Carnegie Mellon University

The McWilliams Center for Cosmology at Carnegie Mellon University is a synergy of research in particle physics, astrophysics, computer science, and statistics to advance our understanding of the dark part of the universe.

Visible matter – from the smallest star to the largest galaxy – makes up only a small fraction of the matter in the universe. An elusive dark matter and a dark energy form the bulk of the universe.

Researchers at The McWilliams Center for Cosmology address some of the fundamental questions needed to uncover the nature of the dark part of the universe:

  • What is the universe made of?
  • What is the nature of dark matter and dark energy?
  • How did the universe evolve to its present state?

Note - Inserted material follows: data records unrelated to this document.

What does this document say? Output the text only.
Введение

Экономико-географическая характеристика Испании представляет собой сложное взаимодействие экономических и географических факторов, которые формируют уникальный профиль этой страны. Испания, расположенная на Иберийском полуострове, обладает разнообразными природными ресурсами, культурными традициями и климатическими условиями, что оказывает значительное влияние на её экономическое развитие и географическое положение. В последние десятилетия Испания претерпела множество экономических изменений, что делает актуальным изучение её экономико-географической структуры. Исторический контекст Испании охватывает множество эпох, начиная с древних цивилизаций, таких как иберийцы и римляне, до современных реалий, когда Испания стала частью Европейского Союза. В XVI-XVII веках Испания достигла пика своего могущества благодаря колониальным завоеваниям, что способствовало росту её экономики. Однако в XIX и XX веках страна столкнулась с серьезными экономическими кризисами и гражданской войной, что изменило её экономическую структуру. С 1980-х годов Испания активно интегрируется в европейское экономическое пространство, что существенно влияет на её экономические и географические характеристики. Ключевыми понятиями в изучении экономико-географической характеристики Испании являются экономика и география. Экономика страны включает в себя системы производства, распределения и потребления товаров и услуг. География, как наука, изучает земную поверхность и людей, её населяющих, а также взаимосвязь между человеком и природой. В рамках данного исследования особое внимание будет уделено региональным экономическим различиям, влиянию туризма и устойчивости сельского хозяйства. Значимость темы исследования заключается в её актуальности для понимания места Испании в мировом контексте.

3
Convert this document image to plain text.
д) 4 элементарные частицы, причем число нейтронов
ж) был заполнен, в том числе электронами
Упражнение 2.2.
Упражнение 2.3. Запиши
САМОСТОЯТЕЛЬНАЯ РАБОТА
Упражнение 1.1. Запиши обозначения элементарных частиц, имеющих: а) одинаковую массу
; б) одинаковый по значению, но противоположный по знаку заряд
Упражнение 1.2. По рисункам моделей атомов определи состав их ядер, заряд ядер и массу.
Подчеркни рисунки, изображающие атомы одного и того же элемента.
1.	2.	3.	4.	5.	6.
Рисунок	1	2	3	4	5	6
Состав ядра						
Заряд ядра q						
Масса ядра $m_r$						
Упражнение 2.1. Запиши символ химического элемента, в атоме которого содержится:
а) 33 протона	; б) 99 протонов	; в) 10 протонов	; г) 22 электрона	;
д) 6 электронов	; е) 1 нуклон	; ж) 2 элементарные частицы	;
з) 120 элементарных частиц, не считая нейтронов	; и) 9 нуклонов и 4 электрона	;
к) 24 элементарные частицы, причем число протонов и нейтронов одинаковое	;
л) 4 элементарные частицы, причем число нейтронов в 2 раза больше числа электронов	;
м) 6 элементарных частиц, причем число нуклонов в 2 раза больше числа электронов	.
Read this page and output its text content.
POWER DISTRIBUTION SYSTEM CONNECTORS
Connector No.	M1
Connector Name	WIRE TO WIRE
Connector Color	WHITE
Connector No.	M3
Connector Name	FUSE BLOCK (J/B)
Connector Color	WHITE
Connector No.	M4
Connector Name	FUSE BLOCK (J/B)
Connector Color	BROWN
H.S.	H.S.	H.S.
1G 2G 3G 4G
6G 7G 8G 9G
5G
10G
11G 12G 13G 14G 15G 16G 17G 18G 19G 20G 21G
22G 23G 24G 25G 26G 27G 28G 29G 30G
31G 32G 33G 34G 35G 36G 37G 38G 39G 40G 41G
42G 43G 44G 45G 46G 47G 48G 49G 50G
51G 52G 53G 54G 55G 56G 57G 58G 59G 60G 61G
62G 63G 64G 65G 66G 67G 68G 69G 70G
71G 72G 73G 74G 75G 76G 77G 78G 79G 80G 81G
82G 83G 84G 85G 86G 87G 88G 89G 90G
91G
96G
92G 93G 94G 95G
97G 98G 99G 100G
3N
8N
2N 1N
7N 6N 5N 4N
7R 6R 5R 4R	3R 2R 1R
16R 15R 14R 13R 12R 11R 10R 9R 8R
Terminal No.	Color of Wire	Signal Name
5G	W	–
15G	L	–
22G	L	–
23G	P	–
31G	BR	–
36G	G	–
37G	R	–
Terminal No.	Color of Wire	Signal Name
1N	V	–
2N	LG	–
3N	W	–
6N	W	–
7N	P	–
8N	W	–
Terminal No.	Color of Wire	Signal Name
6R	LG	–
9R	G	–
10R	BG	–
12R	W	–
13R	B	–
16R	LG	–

To explore these questions, researchers at the Center are using a variety of observational, experimental, theoretical and computational approaches. Research areas include studies of the evolution of galaxies and the formation of large-scale structure using the latest tools in data-mining, statistics, and computer science; experiments that will search for dark matter particles at the Large Hadron Collider; and efforts to develop and run cosmological simulations at the peta-scale.

The McWilliams Center for Cosmology fosters collaboration within Carnegie Mellon’s Department of Physics, the School of Computer Science, the Department of Statistics and the Software Engineering Institute and among partner institutions including the Pittsburgh Supercomputing Center and the Department of Physics and Astronomy at the University of Pittsburgh.